Solution Explanation: Most Frequent Number Following Key

This problem asks us to find the most frequent number that immediately follows a given key in an array. The solution involves iterating through the array and counting the occurrences of each number following the key.

Approach:

The most efficient approach uses a hash map (or dictionary in Python) to store the counts of numbers following the key. We iterate through the array, and whenever we encounter the key, we increment the count of the subsequent number in our hash map. Finally, we iterate through the hash map to find the number with the maximum count.

Algorithm:

1. Initialization: Create a hash map (e.g., Counter in Python, HashMap in Java) to store the counts of numbers following the key. Initialize a variable max_count to 0 and result to store the number with the maximum count.

2. Iteration: Iterate through the nums array using a loop.
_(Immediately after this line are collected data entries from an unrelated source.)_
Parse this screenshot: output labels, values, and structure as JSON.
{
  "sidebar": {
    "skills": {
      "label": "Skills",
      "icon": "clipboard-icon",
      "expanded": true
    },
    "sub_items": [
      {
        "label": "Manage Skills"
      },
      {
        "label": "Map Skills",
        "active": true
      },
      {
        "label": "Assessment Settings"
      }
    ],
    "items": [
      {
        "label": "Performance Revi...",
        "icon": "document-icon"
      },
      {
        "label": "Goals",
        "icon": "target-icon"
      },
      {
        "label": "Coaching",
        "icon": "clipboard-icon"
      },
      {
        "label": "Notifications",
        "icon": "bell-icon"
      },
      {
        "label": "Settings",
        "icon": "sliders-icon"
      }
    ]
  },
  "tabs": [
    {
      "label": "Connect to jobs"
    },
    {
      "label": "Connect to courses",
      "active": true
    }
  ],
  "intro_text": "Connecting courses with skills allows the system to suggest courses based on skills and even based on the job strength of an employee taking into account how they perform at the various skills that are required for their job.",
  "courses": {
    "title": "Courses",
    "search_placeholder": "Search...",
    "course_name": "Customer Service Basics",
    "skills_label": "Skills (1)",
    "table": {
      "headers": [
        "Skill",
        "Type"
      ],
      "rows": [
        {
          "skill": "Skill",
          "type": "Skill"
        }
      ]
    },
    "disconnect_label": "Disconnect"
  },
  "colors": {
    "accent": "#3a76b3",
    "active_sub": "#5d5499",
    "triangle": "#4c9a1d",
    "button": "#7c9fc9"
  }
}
For each element at index i:

   • If nums[i] is equal to the key and i + 1 is within the array bounds:
     • Increment the count of nums[i+1] in the hash map.
     • If this count is greater than max_count:
       • Update max_count with the new count.
       • Update result with nums[i+1].

3. Return Result: After iterating through the entire array, return the result.
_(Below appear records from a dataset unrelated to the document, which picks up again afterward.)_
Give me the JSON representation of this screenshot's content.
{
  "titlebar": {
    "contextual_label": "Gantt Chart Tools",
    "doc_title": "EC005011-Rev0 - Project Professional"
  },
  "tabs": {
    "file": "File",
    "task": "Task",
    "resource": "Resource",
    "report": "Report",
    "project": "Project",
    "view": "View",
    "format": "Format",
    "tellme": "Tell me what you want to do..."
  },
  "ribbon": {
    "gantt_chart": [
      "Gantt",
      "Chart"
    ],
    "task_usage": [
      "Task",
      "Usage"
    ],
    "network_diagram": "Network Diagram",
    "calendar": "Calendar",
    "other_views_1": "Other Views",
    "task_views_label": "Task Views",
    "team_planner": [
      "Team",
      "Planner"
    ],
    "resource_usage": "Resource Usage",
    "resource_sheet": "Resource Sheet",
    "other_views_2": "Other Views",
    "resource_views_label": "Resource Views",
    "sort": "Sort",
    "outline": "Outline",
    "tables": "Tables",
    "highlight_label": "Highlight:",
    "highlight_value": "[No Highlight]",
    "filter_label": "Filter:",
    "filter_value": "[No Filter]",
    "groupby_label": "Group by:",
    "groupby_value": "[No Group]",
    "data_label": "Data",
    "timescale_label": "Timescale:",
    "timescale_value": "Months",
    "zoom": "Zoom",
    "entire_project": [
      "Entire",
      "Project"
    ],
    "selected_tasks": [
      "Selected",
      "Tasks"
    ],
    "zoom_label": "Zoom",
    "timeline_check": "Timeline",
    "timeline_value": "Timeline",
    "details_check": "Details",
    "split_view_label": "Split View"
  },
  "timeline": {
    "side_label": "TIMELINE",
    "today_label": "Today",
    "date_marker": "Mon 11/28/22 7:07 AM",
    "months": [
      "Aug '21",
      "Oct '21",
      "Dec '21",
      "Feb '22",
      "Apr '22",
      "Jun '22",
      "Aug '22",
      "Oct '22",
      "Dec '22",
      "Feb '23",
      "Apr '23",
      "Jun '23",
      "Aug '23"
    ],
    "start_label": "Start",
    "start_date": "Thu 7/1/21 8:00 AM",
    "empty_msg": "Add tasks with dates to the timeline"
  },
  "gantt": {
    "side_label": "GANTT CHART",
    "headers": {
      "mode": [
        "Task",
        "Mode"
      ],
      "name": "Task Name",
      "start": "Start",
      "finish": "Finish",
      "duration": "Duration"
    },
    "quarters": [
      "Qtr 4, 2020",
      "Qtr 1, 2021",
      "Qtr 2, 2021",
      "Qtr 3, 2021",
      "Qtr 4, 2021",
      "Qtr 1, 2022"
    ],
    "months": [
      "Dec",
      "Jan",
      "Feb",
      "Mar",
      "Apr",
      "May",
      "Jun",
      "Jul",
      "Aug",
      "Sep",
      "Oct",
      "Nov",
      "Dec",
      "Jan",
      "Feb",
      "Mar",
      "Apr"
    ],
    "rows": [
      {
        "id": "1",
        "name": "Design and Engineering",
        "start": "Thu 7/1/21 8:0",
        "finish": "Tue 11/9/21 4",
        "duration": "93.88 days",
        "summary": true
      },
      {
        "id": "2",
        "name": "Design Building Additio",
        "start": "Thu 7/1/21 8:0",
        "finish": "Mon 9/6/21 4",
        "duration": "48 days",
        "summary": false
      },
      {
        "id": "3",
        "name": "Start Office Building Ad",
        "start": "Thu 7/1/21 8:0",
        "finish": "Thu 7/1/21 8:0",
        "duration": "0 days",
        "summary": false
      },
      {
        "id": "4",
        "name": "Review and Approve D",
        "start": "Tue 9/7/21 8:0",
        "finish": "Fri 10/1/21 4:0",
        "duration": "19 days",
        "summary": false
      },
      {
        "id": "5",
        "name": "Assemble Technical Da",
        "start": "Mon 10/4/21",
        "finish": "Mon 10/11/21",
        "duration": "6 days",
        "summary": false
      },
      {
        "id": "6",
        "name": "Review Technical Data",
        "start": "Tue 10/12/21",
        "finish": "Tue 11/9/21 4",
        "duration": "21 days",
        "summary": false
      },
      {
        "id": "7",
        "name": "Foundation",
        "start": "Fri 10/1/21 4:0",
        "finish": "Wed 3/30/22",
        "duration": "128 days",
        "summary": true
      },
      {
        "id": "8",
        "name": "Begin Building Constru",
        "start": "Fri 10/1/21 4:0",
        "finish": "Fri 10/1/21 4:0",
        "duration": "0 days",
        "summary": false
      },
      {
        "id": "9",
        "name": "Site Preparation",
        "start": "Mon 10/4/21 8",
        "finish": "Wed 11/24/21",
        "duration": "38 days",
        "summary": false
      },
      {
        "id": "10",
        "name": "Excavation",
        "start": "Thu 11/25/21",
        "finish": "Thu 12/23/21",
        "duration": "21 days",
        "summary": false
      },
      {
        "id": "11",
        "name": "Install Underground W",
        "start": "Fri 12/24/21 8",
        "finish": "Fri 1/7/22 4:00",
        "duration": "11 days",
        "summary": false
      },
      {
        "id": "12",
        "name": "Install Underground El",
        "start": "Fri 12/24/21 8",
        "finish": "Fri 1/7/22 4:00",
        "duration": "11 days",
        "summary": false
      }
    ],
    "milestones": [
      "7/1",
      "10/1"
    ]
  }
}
Time and Space Complexity:

• Time Complexity: O(n), where n is the length of the nums array. We iterate through the array once. The final lookup for the max count is also O(k) in the worst case, where k is the number of unique elements following the key. However, k is generally much smaller than n, so we can still consider the overall time complexity to be O(n).

• Space Complexity: O(k), where k is the number of unique numbers following the key. In the worst case, we store the counts of all unique numbers. The space used is proportional to the number of unique elements following the key, and not the size of the input array.

Code Examples:

The code examples below demonstrate the solution in several programming languages. Note that Python uses itertools.pairwise for a more concise iteration, but it can be easily adapted for other languages.

Python:

from collections import Counter
from itertools import pairwise
 
class Solution:
    def mostFrequent(self, nums: list[int], key: int) -> int:
        counts = Counter()
        max_count = 0
        result = 0
        for a, b in pairwise(nums):
            if a == key:
                counts[b] += 1
                if counts[b] > max_count:
                    max_count = counts[b]
                    result = b
        return result
 

Java:

import java.util.HashMap;
import java.util.Map;
 
class Solution {
    public int mostFrequent(int[] nums, int key) {
        Map<Integer, Integer> counts = new HashMap<>();
        int maxCount = 0;
        int result = 0;
        for (int i = 0; i < nums.length - 1; i++) {
            if (nums[i] == key) {
                counts.put(nums[i + 1], counts.getOrDefault(nums[i + 1], 0) + 1);
                if (counts.get(nums[i + 1]) > maxCount) {
                    maxCount = counts.get(nums[i + 1]);
                    result = nums[i + 1];
                }
            }
        }
        return result;
    }
}

JavaScript:

/**
 * @param {number[]} nums
 * @param {number} key
 * @return {number}
 */
var mostFrequent = function(nums, key) {
    const counts = {};
    let maxCount = 0;
    let result = 0;
    for (let i = 0; i < nums.length - 1; i++) {
        if (nums[i] === key) {
            counts[nums[i + 1]] = (counts[nums[i + 1]] || 0) + 1;
            if (counts[nums[i + 1]] > maxCount) {
                maxCount = counts[nums[i + 1]];
                result = nums[i + 1];
            }
        }
    }
    return result;
};

These code examples all follow the same basic algorithm, demonstrating its adaptability across different programming languages. The choice of data structure (hash map) ensures efficient counting and lookup operations.